An ozone treatment involves evacuating the house for a while, pumping it full of ozone, and letting the ozone out after it’s worked on the cigarette smoke clinging to your home’s interior. Professional work is a must because ozone itself is not healthy for your lungs, so the house has to air out sufficiently.

Get a UV Air Purifier

UV air purifiers are an awesome solution for the biological contaminants making their way into your home.

These air purifiers harness ultraviolet light to damage the DNA of mold, fungi, bacteria, and even tiny viruses before reaching the HVAC system’s main blower fan. With the help of a UV chamber, the air coming through the registers comes free of microbes. This technology reliably works in hospitals to assure sterile air circulation. Now it makes a great addition to residential HVAC systems as well.

Get a Duct Cleaning

Dust, pests, mold, and fungi all get caught in the ductwork, possibly moving in when the furnace isn’t running. If someone in your household suddenly develops issues with their lungs, you should consult your doctor.

But the doctor may ask about your home’s indoor air quality, so check for signs that you need a professional duct cleaning. If you remove the grating on your ducting register (where the HVAC system’s air blows into a room), you can check for signs of excessive dust and visible mold. If mold has been growing in your ductwork for some time, a duct cleaning is the only way.

Consult a Mold Removal Specialist

Really, mold can grow anywhere in your home, not just your ductwork. If you had a duct cleaning to remove mold from your home, you should consider hiring a specialist to scan the rest of your house.

If you have time, check around the windows, where your home is most humid, due to condensation in cold weather. To prepare for a professional mold cleaning, look for black or white spots and clean them with a soap and water-soaked washcloth. Let the mold professional know where you found growth spots.

Get Furnace Maintenance

Besides prolonging the useful life of your entire HVAC system, furnace maintenance is essential for air quality. Most of the homes Mr. Furnace professionals see when we’re serving our Niagara and St. Catharines neighbours is a gas furnace.

When natural gas burns it releases dangerous carbon monoxide gas, which your exhaust vent carries away safely. Professional furnace maintenance done by Mr. Furnace experts includes a safety inspection of this exhaust vent. Other natural gas appliances in your home need professional inspection as well.

Change your Furnace Filter Often

Your furnace, or more generally, your HVAC system, all depends on proper filtration. For decent air quality in your home, the air coming out of the ducting’s supply registers should be cleaner than the air heading into the intake.

Otherwise, your furnace’s blower fan gets clogged with contaminants, your home’s air quality degrades, and the furnace’s lifespan shortens, possibly requiring repairs.

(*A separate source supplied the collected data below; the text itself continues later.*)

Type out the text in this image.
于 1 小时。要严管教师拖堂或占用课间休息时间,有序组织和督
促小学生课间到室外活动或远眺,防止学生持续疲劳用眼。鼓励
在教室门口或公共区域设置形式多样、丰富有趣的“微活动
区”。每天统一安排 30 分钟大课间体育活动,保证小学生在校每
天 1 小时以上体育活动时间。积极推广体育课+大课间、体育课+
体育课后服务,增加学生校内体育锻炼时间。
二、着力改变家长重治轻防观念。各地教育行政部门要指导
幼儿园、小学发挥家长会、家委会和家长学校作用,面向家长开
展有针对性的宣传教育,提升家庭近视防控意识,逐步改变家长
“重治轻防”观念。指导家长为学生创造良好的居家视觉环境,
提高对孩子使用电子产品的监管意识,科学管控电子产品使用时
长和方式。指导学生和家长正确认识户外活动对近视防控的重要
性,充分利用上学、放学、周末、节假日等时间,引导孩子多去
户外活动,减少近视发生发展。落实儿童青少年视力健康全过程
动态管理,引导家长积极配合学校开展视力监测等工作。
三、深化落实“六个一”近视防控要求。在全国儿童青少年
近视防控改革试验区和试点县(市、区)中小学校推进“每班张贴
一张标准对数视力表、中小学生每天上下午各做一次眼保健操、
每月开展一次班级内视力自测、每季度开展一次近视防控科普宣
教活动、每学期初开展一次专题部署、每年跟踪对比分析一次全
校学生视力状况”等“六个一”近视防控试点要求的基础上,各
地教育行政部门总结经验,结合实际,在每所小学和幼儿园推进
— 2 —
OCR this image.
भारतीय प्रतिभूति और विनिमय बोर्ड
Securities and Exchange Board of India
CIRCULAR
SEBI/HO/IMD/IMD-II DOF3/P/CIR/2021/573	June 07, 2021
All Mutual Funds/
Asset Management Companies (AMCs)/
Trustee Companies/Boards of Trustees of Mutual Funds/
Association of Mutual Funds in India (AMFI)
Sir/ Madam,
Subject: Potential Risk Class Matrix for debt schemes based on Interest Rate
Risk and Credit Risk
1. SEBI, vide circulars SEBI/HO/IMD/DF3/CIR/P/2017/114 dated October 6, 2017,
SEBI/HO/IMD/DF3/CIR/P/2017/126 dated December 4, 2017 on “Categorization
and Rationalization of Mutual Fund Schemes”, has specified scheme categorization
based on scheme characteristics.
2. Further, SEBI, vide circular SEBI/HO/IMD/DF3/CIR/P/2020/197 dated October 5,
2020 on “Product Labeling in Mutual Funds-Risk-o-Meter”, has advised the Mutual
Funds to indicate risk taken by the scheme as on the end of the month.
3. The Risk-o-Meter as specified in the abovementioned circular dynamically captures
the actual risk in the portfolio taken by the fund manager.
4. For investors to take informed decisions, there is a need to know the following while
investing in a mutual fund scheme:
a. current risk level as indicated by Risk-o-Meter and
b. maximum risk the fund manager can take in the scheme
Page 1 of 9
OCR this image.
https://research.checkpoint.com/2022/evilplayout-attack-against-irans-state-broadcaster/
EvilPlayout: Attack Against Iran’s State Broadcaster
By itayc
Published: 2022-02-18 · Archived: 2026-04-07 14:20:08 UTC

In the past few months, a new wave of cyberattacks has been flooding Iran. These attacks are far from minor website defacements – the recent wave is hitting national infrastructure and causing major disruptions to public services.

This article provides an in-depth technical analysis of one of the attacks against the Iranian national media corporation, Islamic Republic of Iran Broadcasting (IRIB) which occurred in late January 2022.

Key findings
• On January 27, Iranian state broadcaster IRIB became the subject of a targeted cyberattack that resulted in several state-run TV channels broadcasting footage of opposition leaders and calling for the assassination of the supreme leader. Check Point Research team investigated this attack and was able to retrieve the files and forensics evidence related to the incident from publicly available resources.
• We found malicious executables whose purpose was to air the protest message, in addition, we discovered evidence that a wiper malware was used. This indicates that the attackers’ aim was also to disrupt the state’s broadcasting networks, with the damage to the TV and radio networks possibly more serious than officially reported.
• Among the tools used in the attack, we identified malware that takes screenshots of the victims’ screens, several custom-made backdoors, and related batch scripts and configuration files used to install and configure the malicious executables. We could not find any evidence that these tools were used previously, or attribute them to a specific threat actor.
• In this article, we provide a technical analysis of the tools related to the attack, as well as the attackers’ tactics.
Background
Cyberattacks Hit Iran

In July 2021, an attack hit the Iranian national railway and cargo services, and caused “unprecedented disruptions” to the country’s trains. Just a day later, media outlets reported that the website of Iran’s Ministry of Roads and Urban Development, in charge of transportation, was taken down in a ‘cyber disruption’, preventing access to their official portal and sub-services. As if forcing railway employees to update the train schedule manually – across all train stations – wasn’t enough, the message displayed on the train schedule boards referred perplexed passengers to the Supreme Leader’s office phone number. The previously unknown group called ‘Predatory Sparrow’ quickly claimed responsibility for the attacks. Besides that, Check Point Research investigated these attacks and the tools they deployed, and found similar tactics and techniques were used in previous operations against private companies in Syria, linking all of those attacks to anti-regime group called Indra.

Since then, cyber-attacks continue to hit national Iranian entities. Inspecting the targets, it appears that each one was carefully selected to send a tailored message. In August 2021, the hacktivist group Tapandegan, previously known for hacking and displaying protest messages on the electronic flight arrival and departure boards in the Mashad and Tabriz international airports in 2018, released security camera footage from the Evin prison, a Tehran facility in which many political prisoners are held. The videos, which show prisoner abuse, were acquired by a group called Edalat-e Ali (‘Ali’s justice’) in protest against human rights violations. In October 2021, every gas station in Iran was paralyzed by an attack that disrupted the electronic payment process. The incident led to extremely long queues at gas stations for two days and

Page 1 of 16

A furnace filter is a replaceable supply that arrests these contaminants. Filter replacement is designed to be done easily by professionals and non-professionals alike.

Depending on the filter’s size and filtration quality and whether you have respiratory issues, indoor smoking, painting, construction, or pets — you should change this filter every 1-3 months. 

Consider Upgrading to a HEPA Air Filter

A HEPA filter is a furnace filter that tackles the smallest contaminant particles with some of the highest efficiency you can get. Standard filters struggle with filtering particles smaller than 0.4 microns in diameter, but HEPA filters do so between 85% and 99.999% efficiency.

HEPA filters take home HVAC filtration to the next level, but they’re more costly than conventional ones, and there are different standards by region.

Your Home’s Air Quality

This list of things to do is not exhaustive; different experts will have different ideas, but the most effective ones come up repeatedly, from various sources.

Not opening your windows much will give you a lot more control on what contaminants are in your home. Still, you can and should open windows to air out contaminants you can smell, taste, touch, see, or hear.

Maintenance keeps dangerous gases coming from appliances in check. Humidity levels keep mold from growing, and furnace filters provide a chosen level of air quality. You can keep a pet, but change your filter more often! Your lungs and your furnace will thank you!